In the letter to Patel, solicitors from Duncan Lewis, acting on behalf of Detention Action, said: “So far as Detention Action understands, none of the children who have arrived in the UK by boat are those who are subject to removal, and certainly cannot be subject to removal until basic inquiries are made to ascertain the reason they have come to the UK but not the substantive details of any claim for protection.
“Detention Action therefore has significant difficulties identifying what lawful power that you have for holding the children at the Kent Intake Unit.”
Detention Action also accused Kent County Council of “unlawfully abdicating” its obligations under the law to provide accommodation for children in the area if they are either lost or abandoned, have no one with parental responsibility with them, or have no one to provide them with suitable care or accommodation.

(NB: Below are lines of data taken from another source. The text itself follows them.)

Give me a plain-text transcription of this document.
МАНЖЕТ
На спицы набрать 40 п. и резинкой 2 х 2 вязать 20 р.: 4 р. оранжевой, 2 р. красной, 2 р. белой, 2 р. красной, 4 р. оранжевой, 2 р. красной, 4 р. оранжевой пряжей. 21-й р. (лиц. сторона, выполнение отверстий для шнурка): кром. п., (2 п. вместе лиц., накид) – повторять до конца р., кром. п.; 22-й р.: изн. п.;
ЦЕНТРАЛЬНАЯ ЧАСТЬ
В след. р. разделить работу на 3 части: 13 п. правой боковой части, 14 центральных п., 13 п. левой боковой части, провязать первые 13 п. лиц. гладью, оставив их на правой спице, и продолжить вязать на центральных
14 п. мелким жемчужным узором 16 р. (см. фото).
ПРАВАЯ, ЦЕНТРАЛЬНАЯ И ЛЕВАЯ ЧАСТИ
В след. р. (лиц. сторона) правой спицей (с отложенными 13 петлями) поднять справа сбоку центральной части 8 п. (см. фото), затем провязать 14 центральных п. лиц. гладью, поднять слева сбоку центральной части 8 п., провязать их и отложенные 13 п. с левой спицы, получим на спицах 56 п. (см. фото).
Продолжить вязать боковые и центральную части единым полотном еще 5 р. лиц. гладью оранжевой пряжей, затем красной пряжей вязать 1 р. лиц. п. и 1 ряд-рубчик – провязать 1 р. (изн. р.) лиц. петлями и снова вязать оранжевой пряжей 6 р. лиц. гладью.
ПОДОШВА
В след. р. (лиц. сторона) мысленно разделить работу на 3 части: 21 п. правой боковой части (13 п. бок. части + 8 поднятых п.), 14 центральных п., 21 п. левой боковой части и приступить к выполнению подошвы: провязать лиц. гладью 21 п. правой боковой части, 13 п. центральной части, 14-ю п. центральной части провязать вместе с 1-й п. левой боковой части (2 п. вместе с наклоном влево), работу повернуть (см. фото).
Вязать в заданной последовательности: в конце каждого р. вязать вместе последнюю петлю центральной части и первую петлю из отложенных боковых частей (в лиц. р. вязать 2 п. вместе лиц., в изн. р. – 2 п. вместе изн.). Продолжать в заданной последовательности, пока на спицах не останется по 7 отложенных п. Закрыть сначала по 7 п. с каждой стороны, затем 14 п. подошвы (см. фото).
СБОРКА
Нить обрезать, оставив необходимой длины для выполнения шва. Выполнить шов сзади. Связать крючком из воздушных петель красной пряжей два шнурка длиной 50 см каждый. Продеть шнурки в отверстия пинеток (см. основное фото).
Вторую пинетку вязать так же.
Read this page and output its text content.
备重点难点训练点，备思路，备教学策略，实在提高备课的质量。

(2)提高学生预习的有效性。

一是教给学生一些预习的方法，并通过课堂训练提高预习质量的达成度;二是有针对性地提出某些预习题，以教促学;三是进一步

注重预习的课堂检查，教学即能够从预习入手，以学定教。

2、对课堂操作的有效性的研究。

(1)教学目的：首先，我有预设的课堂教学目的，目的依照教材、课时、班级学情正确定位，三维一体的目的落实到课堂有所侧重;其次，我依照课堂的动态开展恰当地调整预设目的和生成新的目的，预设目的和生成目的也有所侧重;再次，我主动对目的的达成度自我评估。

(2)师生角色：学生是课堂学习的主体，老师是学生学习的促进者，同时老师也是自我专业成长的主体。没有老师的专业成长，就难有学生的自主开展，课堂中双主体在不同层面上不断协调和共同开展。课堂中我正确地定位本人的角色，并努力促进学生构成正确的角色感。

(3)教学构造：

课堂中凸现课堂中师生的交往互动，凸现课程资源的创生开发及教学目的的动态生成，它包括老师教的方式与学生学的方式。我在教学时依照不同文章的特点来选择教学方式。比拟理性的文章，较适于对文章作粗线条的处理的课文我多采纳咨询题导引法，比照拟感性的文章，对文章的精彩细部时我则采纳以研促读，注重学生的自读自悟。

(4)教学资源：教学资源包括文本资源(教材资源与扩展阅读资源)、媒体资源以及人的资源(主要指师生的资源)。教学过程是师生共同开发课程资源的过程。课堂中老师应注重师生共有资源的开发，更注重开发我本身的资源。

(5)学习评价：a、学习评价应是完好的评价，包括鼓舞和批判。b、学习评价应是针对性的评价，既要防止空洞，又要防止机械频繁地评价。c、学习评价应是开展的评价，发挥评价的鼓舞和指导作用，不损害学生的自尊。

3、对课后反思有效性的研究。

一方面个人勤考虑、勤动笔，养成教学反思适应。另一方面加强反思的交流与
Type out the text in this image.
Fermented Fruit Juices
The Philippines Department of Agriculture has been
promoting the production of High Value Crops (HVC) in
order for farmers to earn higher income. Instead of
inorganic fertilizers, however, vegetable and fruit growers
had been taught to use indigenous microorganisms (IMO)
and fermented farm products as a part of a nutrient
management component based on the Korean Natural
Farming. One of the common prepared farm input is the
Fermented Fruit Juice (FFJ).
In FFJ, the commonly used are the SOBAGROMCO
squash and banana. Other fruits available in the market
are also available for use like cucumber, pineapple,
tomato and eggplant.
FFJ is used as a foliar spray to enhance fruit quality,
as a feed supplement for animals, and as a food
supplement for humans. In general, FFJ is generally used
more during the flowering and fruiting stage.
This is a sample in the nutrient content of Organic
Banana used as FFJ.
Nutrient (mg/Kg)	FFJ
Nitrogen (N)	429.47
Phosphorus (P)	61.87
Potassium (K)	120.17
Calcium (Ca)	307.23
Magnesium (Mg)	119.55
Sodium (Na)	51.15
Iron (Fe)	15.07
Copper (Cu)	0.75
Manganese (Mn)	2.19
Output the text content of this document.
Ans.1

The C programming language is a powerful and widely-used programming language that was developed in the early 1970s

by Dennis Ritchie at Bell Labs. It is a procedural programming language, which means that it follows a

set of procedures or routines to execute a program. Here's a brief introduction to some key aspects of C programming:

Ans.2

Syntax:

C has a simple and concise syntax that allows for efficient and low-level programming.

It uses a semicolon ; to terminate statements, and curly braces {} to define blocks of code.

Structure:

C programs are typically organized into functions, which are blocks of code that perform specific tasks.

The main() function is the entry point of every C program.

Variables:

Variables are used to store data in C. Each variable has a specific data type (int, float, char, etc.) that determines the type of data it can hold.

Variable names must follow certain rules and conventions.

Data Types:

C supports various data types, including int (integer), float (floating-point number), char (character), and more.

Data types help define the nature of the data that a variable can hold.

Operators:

The charity argued that the council also has additional duties to 16- and 17 year-old children to accommodate them “if not doing so would seriously prejudice their welfare”, as well as a power to accommodate under-16s “if it would safeguard their welfare”.
“These obligations owed by Kent County Council clearly arise in the context of unaccompanied children arriving in the UK,” the letter said.
“On the face of it, it appears to us that in refusing to take the children into its care, Kent is unlawfully abdicating its statutory obligation to care for children in need in their area and further putting the children at risk of harm to their welfare by causing them to be detained and deprived of their liberty in an administrative way without oversight.”
Detention Action said the council also has powers to transfer children to other local authorities if they first take the child in and make a transfer request.
“We fail to see why this process – directed precisely at dealing with pressures that a local authority in Kent’s position may face – cannot be used and why Kent considers it acceptable and lawful to abdicate non-derogable child safeguarding and protection obligations,” the letter said.
A spokesperson for Kent County Council said: “As it is a legal enquiry, it is now in the hands of our lawyers who will respond in due course.”